In my first post, I mentioned my three children in passing. For privacy reasons, I won’t be using their real or full names on here-but nicknames just for them.
My daughter, Els, who is almost five is the oldest. She’s the light in our day and is such a wise soul.
E.W. is our middle child. At three, he is so empathetic and thoughtful of others.
I-man is our youngest. Only one, his smile will brighten anyone’s day.
As a SAHM I get to spend a lot of time with the children. Some days we have a blast, others I wonder how I made it through the day without myself pounding my head off the wall in exasperation. It’s funny how people like to paint the picture of perfection, and expect others to do so also. I’ve never been so good at that…It’s like keeping my mouth shut when something bothers me. Although I’m learning that skill-it’s not one so easily done.
Today for instance…E.W. had a HORRIBLE day. If you have read my original post-you’ll see that we have our obstacles there. but it can be hard to handle the screaming in anger and lashing out that happens sometimes. If I were to say it was all roses-I’d be lying. I actually sent him to bed for a nap and hid in my room until he calmed down. It’s not my finest moment by far. As he came down the hall and snuggled me in my bed, I couldn’t help but feel that twinge of guilt as I stared into his piercing blue eyes as they stared back in mine.

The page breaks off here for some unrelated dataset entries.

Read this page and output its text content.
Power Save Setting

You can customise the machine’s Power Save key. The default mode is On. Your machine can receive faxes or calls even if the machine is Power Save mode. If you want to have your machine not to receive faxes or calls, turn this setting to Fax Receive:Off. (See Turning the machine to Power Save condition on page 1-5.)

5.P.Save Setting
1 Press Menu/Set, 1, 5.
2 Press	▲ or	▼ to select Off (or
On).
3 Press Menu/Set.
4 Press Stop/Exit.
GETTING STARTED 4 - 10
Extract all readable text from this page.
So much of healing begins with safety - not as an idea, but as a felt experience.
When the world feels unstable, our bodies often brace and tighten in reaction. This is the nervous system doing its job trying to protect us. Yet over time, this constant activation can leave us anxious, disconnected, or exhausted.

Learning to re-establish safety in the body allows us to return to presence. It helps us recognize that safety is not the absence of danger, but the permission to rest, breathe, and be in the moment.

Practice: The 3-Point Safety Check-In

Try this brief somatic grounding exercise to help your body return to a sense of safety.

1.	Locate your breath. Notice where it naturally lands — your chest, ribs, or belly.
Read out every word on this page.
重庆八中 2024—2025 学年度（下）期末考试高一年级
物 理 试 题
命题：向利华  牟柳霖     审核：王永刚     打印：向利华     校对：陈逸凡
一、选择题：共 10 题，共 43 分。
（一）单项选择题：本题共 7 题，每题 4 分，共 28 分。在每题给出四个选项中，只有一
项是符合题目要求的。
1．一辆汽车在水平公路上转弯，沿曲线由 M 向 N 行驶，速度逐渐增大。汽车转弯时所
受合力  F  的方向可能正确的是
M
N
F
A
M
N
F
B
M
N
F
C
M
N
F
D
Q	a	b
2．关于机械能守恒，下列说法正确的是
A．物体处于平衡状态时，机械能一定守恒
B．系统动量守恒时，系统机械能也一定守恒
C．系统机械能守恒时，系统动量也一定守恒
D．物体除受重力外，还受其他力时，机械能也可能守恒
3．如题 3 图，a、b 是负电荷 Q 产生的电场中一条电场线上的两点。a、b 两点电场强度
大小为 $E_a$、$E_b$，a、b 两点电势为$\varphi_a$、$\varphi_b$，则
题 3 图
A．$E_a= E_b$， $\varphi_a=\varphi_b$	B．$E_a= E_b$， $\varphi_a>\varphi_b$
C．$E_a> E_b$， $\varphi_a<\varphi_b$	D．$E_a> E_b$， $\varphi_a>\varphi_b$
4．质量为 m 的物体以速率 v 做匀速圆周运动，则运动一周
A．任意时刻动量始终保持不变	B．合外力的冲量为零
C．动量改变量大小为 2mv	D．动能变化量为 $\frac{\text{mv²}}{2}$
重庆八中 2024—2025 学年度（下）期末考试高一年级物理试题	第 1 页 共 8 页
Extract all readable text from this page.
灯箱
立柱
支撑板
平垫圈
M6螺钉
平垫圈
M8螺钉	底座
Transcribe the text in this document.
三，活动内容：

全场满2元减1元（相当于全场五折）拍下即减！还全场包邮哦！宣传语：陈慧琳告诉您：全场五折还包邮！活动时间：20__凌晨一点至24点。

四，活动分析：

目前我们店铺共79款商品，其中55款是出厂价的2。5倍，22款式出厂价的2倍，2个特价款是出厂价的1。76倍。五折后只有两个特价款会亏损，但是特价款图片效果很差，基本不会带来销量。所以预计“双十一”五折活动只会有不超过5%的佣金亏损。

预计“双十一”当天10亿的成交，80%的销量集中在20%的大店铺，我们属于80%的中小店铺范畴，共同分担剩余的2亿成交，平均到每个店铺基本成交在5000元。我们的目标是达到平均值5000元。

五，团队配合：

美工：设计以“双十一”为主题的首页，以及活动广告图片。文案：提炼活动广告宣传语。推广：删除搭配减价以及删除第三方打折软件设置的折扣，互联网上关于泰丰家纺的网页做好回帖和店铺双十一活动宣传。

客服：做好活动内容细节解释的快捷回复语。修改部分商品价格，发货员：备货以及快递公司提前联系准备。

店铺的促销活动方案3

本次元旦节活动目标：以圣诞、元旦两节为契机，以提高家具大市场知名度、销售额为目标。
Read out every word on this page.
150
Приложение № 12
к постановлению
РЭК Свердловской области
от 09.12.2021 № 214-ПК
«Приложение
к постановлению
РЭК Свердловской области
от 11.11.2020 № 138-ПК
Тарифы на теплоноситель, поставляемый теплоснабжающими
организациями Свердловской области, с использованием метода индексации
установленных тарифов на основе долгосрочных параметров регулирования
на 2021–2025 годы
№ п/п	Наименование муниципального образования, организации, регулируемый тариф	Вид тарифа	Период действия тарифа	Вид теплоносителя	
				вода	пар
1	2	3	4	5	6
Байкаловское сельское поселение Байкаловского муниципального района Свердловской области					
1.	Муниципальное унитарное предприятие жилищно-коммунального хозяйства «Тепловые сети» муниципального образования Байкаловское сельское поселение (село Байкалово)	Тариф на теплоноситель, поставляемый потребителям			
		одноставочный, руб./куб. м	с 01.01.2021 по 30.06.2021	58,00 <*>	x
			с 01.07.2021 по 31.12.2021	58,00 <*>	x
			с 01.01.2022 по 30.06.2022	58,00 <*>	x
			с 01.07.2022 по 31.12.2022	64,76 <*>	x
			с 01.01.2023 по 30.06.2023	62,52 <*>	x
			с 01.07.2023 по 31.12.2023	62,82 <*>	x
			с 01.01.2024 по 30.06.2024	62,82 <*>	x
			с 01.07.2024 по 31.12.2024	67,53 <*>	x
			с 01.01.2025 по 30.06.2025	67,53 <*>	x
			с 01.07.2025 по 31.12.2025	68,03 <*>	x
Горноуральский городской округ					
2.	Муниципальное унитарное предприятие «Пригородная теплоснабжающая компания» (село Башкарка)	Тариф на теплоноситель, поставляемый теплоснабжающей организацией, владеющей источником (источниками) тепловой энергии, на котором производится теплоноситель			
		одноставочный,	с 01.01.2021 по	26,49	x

Els’ day was okay. Peanut was sick today. Her poor tummy was off. I tend to be harder on her. I try not to be, but as her brothers copy her, I have such a hard time not holding her to a higher standard. But she’s just a little girl, just like they’re little boys. I understand I’m to raise her in the way she should go and “spare not the rod” so to speak-but she is still a child and it is healthy for her to be a child. I’m working hard to remember that the things she’s doing are normal-and yelling isn’t necessary. She understands when I speak the truth in love.
I-man was a sleepy bear today. He was a snuggly, sweet sleepy bear. With all the eating he’s done lately, I’m not surprised. Baby boy is bound to grow soon. And with six more teeth coming in all at once-I know I’d rather sleep too! He keeps me smiling-even on the longest, hardest days. One look at his sweet, always smiling (almost) face just brightens my day.
Tomorrow, I hope it will go much smoother. We have school to do and a tire to get. Books to read, and snowmen to make. (Maybe I’ll even show you!) We make our Christmas surprise tomorrow too-and paint it next week (just in time for Christmas!). We are close to a new year and many new changes. Soon I’ll share my resolutions, and maybe you’ll share yours with me too. Who knows, maybe we’ll even inspire each other to keep going-to reach our goals. Until then, I’m off to bed. Good night and God bless!